The Odd Gallant - AM
10/12/2105
Genre CD
Groupe The Odd Gallant
Album AM
label autoproduction (distribution CD Baby)
Année 2015
3/5
Formation en 1999
membres Guillaume Cazenave (chanteur, guitariste, programmateur,
ingénieur du son, designeur pochette), Rémy Cazenave (bassiste),
N.Edrudt. (batteur), Pierre Yves Marani (ingénieur mastering),
Marie-Christine Bonnefleur et Nathanael Cazenave Bonnefleur (vocalistes
additionnels)
site officiel:
http://theoddgallant.com/
Voici un projet quasi solo, assez pharamineux, même si, au final,
l’impression d’une semi réussite demeure… Guillaume Cazenave donc, en
activité depuis 1999, est aux commandes de ce premier volet (un
diptyque étant prévu) en tant qu’auteur (textes, thèmes, propos),
compositeur, multi instrumentiste (guitares, programmation) et
enfin interprête (chant). Rémy Cazenave (son frère?) tient la basse.

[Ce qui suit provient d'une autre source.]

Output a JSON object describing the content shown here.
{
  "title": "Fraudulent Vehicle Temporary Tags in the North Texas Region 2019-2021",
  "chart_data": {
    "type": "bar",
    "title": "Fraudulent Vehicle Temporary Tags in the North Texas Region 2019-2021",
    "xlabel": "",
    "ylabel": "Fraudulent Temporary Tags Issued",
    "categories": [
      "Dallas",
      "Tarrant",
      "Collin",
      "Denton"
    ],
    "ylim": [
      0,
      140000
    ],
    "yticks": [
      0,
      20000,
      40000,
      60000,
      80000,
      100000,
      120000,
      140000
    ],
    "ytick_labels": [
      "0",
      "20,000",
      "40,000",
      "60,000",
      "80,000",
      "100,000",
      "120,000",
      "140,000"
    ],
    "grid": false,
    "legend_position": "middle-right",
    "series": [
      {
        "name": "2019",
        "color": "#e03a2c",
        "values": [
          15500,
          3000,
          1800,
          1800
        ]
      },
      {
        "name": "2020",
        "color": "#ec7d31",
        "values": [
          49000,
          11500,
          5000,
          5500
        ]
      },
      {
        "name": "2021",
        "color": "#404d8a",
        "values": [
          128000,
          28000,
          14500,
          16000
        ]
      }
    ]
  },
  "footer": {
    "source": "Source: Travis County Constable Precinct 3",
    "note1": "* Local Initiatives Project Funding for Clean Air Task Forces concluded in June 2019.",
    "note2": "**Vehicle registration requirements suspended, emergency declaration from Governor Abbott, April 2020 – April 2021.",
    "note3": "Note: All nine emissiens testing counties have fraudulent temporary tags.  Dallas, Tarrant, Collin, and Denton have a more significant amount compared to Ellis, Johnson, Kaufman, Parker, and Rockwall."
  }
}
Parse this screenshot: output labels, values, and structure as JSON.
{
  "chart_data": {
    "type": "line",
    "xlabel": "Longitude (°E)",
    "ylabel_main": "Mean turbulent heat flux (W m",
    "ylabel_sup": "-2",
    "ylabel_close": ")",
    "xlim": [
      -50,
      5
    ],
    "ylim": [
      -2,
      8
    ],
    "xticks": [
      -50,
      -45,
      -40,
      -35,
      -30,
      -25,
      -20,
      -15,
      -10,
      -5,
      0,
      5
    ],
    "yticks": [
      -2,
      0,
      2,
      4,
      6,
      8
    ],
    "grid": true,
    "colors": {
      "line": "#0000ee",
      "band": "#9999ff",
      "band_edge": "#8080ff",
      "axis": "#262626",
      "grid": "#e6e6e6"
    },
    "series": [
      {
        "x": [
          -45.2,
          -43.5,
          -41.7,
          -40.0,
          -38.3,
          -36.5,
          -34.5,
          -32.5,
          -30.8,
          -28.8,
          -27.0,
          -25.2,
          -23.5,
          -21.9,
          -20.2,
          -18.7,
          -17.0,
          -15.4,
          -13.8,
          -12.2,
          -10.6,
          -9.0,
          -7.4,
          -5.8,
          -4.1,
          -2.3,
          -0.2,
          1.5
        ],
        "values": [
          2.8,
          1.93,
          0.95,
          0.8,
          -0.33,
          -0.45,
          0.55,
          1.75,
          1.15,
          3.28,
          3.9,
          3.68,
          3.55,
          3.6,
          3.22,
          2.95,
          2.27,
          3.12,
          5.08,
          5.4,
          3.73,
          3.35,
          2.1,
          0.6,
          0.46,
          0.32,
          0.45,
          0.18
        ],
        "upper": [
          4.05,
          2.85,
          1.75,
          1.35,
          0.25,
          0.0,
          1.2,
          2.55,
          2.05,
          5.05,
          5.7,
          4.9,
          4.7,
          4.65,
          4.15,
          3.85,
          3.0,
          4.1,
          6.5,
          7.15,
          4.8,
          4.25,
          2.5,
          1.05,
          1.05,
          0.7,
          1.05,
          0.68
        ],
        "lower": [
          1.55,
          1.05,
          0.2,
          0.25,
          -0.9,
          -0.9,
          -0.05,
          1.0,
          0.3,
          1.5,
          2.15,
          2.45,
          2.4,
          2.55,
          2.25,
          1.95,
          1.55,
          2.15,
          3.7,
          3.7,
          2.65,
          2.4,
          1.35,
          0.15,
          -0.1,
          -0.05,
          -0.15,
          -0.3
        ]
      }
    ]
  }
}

Enfin, un troisième couteau est crédité au mastering: Pierre-Yves
Marani, histoire de peut être dire que la mise en son tient aussi un
rôle important dans ce disque, ce qui sera confirmé à son écoute.
Cazenave est un touche à tout; bordelais de naissance, il manie déjà
plusieurs casquettes, en plus de celles décrites ci-dessus; il
s’intéresse à la production, au graphisme, à la réalisation et au
roman. Ouf! Un artiste complet somme toute?... Encore faut-il faire
preuve de constance et de profondeur dans la multiplication des
travaux… Nous nous attacherons à n’aborder que la musique ici présente,
avant d’essayer de faire la synthèse exhaustive de cet artiste.
Autant le révéler d’entrée, le postulat de départ de ce déjà quatrième
disque est très intéressant, puisqu’il est présenté comme une sorte
d’expérience: décliner l’alphabet en musique, ici de la lettre A à la
lettre M, comme l’annonce son titre. On pense inévitablement aux
voyelles de Rimbaud, ou à l’abécédaire de Prévert, autant de supports
que la mise en musique livrerait à une poétique débridée. Sur ce point
le travail visuel et littéraire de ce disque s’incarnent parfaitement
grâce au livret; copieux, stylé, inventif, et décliné dans une tonalité
rouge vif. Un très bon point.
D’un point de vue musical, cette oeuvre apparaît d’emblée comme
singulière, développant une ambiance étonnante, croisement improbable
entre symphonisme orchestral, lenteur et musiques cycliques, décoration
électro, et excentricité métallique qui n’est pas sans évoquer Devin
Townsend ou Mike Patton.
Cazenave égraine ainsi de son voile de gorge chaleureux ou caressant
des séries de mots, déclinant de la façon la plus large possible toute
la complexité de notre état d’humanité. Sur le papier, ça marche très
bien, on croirait reconnaître les explorations phonétiques et
rythmiques d’une langue (ici l’anglais) qu’un Gainsbourg a su si bien
magnifier… Le résultat est pourtant mitigé malgré l’investissement de
son auteur, dû à une mise en son de la voix un peu cotonneuse, en
retrait pour ainsi dire, et fait accentué par une prononciation un peu
imprécise. Dommage, car sur ce point on se doit, d’autant si c’est dans
une autre langue que la sienne, d’être irréprochable; la diction se
doit d’être précise, si ce n’est incisive, et méticuleuse, en un mot
tout doit être entendu. Peter Hammill, par exemple, est un mentor
indiscutable en ce domaine. Dommage vraiment car on attendait du coup
beaucoup de ce travail, entre vocabulaire, phonétique et sens, si plein
de promesse, et qui augurait de jeter sur nos canons musicaux préférés
une lumière un peu neuve. On en est cantonné à tendre l’oreille, voire
scruter le livret mesure après mesure. Plutôt contraignant.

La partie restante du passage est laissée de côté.